But also from a synonym perspective, “hint” and “clue” can generally be used interchangeably. However in the context of a treasure hunt, I feel like a “clue” could be a more direct indicator of some kind of step or direction, whereas a “hint” may help you identify a clue or make sense of one.
Digging into these semantics may just be overthinking and unnecessary, but when the author states, for example, that all you need is the poem (or something like that) for the Forrest Fenn Box, I take it to mean that all of the “clues” are in the poem. How to find or interpret them (so, “hints”), I wonder if — or perhaps hope — are contained in the chapter. As an example, in the narrative he states:
As you may be curious, I have traveled to all four states in Forrest Fenn’s treasure search area.
I don’t believe he ever wrote the 4 states in the chapter (he mentions north of Santa Fe, NM and in the Rocky Mountains). Taking a perspective of someone coming into this hunt with no prior knowledge of Forrest Fenn’s hunt, I could see this bit of information which sits outside of the poem as being a very important hint. It gives you a region to being with.
For example, the first line of the poem is:
I cruise along a road I know
With the additional information about the states, it can be assumed that this road is in one of the four Fenn states, or at least leads towards one of the four states (like an interstate highway). This all may feel obvious or too simple, but I am finding that stepping back/out in this way might be helpful for me at least to look at the poem and the chapter in a different way.
And this makes me go back to other parts of the Chapter XXIV narrative and wonder if some of the curious sections are hints. I feel unable to let go of the list of alternate/clone careers in the second paragraph (race car driver, mountain climber, monk, paleontologist). The author in a pre-book launch interview shared most of this list in the context of his learning about Forrest Fenn’s treasure.

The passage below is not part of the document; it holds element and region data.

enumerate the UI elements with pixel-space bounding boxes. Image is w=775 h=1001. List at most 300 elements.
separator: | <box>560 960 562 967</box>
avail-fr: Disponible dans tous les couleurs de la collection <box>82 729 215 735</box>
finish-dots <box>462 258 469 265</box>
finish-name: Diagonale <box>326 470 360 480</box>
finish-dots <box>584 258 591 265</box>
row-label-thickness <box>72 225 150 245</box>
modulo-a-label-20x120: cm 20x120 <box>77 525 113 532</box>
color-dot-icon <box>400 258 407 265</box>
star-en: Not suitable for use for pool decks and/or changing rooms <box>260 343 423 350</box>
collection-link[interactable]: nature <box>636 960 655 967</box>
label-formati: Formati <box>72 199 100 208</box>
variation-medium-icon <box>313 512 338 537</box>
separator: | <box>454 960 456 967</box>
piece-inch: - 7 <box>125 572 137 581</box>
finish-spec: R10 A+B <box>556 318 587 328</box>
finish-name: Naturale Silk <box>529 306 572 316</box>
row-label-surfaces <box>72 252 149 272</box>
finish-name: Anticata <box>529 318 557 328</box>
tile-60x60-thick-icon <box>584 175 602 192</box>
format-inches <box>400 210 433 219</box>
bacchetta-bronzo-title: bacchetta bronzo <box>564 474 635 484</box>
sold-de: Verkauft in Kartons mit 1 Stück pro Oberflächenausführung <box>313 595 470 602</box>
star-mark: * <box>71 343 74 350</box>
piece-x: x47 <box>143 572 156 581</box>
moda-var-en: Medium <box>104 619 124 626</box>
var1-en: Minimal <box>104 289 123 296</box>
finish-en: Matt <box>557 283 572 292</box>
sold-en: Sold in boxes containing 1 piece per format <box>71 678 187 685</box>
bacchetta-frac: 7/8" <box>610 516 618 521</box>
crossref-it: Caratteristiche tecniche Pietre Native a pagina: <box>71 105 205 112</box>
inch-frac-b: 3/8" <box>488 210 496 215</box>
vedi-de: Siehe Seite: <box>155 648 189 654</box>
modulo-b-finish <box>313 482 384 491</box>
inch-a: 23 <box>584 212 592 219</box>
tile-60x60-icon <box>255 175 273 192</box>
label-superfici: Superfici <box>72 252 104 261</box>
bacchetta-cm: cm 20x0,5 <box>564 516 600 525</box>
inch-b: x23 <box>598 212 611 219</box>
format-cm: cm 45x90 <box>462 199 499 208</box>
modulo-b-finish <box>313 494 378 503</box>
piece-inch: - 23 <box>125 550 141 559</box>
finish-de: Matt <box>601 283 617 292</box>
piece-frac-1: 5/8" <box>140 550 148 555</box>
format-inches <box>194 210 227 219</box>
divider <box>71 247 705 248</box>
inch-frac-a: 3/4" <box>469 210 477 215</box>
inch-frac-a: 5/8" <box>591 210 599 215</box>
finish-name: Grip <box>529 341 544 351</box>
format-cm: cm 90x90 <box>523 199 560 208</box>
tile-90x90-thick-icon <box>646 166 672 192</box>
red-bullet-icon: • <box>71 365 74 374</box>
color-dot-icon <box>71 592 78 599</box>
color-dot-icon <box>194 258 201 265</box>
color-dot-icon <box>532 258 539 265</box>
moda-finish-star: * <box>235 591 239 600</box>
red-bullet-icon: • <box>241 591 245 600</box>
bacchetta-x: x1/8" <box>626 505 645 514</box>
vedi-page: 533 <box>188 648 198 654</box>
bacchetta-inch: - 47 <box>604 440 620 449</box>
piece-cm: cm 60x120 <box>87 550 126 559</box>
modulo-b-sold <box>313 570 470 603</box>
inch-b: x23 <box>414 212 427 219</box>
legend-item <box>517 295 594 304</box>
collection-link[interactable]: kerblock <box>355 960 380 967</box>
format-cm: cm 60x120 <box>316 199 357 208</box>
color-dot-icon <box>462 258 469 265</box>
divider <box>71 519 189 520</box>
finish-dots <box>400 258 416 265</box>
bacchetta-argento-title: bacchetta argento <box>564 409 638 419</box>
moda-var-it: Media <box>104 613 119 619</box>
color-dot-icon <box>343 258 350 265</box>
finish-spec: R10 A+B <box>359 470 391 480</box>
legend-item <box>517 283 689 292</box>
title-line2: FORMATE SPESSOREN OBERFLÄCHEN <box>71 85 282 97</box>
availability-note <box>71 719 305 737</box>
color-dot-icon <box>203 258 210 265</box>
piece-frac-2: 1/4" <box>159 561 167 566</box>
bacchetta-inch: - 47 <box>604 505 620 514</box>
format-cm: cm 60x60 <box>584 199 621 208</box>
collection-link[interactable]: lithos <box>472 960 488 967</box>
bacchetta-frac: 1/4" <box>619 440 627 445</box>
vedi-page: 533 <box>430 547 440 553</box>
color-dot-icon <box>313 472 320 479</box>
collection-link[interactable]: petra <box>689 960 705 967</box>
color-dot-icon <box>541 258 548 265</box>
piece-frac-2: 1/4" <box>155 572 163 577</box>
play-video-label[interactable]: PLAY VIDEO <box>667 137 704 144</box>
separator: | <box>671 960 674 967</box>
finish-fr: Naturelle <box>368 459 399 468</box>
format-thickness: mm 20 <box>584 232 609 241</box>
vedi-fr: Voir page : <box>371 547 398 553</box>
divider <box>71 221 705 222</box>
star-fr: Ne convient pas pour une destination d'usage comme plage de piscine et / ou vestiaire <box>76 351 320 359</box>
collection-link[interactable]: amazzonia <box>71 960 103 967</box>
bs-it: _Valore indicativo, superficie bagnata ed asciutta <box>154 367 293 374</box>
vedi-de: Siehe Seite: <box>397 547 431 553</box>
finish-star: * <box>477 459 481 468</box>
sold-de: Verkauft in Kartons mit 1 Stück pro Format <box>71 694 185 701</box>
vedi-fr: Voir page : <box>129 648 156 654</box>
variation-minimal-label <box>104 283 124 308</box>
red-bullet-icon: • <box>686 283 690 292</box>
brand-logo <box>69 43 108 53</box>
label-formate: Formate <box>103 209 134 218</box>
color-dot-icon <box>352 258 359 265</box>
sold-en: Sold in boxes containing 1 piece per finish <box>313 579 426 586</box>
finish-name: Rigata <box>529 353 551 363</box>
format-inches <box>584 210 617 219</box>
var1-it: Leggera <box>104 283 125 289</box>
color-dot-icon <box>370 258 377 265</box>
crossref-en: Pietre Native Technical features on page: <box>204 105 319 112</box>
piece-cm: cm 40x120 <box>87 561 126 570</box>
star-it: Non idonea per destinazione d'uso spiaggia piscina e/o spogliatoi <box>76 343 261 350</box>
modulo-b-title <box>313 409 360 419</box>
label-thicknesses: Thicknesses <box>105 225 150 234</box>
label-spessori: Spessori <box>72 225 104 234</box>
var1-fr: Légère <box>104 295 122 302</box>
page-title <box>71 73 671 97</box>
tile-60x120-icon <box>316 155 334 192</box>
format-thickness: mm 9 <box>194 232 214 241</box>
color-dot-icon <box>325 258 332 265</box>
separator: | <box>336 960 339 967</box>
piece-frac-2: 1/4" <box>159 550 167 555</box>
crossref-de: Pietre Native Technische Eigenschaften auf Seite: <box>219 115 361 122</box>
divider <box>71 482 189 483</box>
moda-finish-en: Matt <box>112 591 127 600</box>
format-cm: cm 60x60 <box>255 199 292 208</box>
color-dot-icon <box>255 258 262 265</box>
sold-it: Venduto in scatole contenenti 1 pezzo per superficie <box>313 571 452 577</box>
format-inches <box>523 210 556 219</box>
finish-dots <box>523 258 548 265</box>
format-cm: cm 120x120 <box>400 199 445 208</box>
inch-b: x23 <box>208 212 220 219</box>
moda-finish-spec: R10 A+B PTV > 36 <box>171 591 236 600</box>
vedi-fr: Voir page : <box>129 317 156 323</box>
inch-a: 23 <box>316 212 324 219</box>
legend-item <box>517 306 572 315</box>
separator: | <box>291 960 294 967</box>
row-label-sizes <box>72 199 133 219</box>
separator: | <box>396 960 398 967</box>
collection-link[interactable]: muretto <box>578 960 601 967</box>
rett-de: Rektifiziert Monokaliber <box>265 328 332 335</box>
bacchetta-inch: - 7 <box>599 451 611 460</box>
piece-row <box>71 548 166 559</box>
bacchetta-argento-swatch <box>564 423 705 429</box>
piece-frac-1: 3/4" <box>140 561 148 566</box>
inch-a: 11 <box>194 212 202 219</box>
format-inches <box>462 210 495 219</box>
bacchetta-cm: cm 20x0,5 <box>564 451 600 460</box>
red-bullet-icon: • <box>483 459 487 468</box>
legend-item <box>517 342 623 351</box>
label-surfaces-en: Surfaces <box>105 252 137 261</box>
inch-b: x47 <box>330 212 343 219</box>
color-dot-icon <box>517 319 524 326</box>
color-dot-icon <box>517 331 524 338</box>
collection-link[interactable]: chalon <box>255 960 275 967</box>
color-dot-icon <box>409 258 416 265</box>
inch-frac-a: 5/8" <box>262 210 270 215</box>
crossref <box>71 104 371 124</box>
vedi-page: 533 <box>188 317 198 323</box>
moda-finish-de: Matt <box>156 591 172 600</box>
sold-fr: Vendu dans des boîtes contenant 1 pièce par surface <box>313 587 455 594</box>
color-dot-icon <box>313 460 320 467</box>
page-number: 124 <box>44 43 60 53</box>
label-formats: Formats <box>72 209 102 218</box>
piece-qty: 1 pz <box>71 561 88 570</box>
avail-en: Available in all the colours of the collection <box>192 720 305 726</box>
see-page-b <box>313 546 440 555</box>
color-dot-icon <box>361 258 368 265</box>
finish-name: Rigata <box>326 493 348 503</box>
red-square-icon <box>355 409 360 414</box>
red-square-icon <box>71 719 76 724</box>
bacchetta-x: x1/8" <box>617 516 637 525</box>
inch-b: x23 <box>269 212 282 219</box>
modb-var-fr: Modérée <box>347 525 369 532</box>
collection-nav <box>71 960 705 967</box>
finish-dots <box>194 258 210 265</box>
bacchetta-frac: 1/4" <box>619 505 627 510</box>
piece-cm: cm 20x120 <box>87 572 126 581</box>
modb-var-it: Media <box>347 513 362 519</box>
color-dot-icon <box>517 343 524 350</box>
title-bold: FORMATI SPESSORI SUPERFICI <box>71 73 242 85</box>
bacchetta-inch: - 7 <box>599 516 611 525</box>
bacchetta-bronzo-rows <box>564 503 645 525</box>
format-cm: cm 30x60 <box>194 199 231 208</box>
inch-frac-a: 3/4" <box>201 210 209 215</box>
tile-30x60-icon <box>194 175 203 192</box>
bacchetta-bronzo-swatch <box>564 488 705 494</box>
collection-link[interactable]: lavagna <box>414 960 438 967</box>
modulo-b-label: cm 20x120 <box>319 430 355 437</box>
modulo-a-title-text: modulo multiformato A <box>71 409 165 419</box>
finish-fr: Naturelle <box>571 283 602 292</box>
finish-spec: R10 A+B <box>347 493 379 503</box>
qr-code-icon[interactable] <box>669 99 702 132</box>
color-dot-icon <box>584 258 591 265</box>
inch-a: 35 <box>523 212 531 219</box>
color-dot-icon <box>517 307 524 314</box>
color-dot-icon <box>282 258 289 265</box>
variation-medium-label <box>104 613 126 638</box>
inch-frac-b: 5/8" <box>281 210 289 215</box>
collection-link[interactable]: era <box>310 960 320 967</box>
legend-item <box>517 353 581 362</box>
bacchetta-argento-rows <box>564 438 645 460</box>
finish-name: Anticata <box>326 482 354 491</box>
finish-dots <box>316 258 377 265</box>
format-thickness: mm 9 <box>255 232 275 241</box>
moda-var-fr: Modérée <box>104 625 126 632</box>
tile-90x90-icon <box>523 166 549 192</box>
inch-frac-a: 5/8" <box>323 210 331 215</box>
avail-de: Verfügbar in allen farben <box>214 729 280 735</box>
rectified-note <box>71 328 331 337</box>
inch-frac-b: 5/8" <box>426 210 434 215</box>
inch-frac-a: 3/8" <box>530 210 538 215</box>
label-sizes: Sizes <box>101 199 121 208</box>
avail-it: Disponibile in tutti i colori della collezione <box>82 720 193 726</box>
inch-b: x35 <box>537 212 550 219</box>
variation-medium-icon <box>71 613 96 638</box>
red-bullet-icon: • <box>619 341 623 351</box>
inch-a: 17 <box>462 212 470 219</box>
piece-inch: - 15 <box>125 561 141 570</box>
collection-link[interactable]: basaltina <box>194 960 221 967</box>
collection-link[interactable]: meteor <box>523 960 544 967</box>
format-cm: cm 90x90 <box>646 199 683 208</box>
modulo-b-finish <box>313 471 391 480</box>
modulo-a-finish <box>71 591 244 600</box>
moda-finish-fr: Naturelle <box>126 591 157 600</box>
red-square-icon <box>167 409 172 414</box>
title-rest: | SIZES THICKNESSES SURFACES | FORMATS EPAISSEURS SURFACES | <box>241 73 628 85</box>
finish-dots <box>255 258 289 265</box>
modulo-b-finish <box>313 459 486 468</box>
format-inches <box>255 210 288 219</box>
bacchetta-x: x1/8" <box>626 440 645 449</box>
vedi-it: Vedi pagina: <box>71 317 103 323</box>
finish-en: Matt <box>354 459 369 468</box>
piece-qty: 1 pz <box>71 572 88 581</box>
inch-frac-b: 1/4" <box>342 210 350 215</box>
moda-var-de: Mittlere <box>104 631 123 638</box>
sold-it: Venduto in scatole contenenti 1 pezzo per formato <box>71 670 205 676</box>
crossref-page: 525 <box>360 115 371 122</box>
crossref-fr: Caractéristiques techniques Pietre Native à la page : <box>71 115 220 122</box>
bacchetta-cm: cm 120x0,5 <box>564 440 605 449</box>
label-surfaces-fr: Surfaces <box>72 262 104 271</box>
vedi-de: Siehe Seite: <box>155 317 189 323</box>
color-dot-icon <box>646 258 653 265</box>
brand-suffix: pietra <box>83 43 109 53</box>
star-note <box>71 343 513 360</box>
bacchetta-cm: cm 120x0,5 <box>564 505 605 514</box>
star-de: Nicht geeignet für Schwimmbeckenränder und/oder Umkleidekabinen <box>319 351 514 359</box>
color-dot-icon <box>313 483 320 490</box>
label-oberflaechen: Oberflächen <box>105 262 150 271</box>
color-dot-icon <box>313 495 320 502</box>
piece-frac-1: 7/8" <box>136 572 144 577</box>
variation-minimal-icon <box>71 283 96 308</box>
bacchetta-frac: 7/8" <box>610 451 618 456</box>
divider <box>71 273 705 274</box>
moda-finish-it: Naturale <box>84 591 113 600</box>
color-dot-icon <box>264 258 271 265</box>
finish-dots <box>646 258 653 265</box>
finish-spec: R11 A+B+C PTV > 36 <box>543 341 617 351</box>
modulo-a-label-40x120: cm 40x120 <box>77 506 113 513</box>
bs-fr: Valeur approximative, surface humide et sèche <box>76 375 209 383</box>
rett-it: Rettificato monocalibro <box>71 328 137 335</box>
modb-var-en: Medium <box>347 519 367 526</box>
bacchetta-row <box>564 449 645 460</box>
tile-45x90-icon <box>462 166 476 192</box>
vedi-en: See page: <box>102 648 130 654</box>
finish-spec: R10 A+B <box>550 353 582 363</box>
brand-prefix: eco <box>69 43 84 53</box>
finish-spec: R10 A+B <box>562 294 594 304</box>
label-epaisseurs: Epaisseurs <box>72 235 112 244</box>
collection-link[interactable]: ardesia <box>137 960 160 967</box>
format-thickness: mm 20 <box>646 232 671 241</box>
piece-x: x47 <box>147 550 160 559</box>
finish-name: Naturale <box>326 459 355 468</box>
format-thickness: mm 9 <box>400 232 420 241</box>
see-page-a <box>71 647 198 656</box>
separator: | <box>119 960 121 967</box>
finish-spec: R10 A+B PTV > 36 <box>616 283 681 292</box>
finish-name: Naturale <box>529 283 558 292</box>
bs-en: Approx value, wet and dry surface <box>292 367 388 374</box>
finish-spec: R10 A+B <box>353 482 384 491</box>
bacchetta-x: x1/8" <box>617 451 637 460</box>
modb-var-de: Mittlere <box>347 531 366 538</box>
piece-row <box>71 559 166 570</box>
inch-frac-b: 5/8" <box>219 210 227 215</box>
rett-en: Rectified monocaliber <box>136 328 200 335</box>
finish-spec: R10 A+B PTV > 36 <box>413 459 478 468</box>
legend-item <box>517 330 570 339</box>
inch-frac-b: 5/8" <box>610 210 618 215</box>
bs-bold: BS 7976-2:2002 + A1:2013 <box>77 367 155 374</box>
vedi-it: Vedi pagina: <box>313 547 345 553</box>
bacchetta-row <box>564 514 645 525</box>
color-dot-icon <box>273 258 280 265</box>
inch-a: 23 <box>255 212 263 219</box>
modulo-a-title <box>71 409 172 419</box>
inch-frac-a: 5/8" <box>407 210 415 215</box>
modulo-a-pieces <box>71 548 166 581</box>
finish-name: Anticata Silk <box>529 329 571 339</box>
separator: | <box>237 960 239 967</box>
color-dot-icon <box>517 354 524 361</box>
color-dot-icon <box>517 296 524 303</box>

Certainly these could be prepared talking points or simply things fresh in his mind during the final weeks leading up to publication, but they just feel so specific (especially since he mentions potentially 15 versions of himself, but three of them are the same as in the book).
The second paragraph opens with the line:
Over my life, I have dreamed of different careers.
The first line of the fifth stanza reads:
Near here, it’s nestled all in a dream.
I’ve done some experiments looking for landmarks that fit the four ‘careers’ to try and map out a zone that maybe you are in the right spot if you know four places that could match are around.
So maybe as I look at this chapter and the poem, I’ll try to connect lines (or couplets) which might be the “clues” from the poem to parts of the text which might be the “hints” for understanding the clues.





Forrest Fenn drew a distinction between hints and clues - he said there were clues in the poem and hints in the book.